Osmosis based power generation
Wednesday, March 19th, 2008Who doesn’t like clever thinking? There are a bunch of ideas which, upon retrospective analysis, you kick yourself for not having thought of first. Recently an osmosis based power generator has been commissioned in Norway by the utility company Statkraft. Osmosis based power generation is essentially to flip the process of desalination via reverse osmosis (RO) membrane filtration.
In RO membrane desalination, salt water is pushed through a membrane which prevents the passage of salt. On one side of the membrane you have clarified water and the other brinier water. The system does not prefer this non-equilibrium state and accordingly the clear water and salt water want to mix back together (this is what is known as a difference in chemical potential on the two sides of the membrane and gives rise to what engineers call osmostic pressure). Because water can flow back through the membrane to remix with the salt solution, energy in the form of pressure must be input to the system to prevent water from flowing back.

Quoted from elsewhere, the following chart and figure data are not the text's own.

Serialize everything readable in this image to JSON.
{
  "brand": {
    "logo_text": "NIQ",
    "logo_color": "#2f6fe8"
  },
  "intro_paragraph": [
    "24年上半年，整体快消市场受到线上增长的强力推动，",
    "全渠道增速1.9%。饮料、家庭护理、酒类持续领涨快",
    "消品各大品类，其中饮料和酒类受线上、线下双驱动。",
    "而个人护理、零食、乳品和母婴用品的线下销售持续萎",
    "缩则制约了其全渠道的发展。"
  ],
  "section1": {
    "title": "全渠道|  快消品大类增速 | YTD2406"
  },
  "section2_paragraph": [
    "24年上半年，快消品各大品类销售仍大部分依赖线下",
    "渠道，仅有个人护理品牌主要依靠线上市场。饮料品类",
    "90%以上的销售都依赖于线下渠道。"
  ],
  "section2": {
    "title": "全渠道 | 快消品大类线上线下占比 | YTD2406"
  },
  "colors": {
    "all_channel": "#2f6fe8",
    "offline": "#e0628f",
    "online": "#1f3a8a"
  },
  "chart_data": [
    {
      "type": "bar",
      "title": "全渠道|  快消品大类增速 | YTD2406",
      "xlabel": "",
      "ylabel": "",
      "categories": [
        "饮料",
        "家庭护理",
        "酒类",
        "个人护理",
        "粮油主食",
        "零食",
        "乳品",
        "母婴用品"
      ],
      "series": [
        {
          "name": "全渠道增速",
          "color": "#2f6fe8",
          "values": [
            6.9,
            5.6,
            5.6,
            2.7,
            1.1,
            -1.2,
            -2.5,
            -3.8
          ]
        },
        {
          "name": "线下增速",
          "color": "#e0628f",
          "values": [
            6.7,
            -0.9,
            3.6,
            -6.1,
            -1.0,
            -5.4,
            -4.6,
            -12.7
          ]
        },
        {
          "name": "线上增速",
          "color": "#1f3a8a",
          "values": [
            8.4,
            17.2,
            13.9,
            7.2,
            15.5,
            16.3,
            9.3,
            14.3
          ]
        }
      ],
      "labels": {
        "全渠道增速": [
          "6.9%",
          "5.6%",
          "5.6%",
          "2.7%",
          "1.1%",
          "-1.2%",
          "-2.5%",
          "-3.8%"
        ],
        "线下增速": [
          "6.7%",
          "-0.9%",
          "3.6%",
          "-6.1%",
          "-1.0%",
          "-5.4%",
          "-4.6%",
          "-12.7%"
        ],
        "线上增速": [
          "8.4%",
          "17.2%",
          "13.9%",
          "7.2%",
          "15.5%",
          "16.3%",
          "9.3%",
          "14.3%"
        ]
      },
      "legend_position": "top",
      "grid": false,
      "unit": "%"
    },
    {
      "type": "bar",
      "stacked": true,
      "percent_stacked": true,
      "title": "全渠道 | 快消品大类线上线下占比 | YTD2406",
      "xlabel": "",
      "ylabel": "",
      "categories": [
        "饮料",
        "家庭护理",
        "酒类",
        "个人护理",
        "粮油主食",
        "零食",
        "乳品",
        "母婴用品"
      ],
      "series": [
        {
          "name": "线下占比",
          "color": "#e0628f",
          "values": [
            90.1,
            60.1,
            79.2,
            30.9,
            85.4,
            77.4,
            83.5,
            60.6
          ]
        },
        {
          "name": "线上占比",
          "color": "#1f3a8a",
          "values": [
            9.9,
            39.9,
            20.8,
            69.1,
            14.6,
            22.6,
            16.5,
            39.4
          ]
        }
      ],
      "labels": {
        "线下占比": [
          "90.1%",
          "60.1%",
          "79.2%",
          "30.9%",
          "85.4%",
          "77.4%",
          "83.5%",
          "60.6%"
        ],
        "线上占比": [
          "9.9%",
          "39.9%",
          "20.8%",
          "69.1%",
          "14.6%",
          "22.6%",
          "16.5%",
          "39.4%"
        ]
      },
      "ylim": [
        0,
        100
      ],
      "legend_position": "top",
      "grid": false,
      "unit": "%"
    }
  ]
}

In osmotic energy generation, clean water is brought in through the membrane to the salty side. Water easily flows through the membrane to mix with the salty side and generate work. Simple right? Clean, no emissions, and abundant salt water and …
Oh wait… clean, clarified, fresh water is already a challenge to obtain for billions on this earth. You can’t get it everywhere. And if sea level rise, low lying fresh water will become brackish.
The point is that you can’t get something for nothing. This is the lesson that we took from grad schoool in Jeff Tester’s Introduction to Thermodynamics 10.40 class at MIT. In real-world application, there is no such thing as a reversible process. In RO desalination, we fight entropy using work. In osmotic power generation we leverage entropy to create work. It sounds like a perfect strategy if you can create one site to do both the forward and reverse operations (generate energy or clean water when one or the other is required) But between those two steps, we’ll always lose to real-world losses.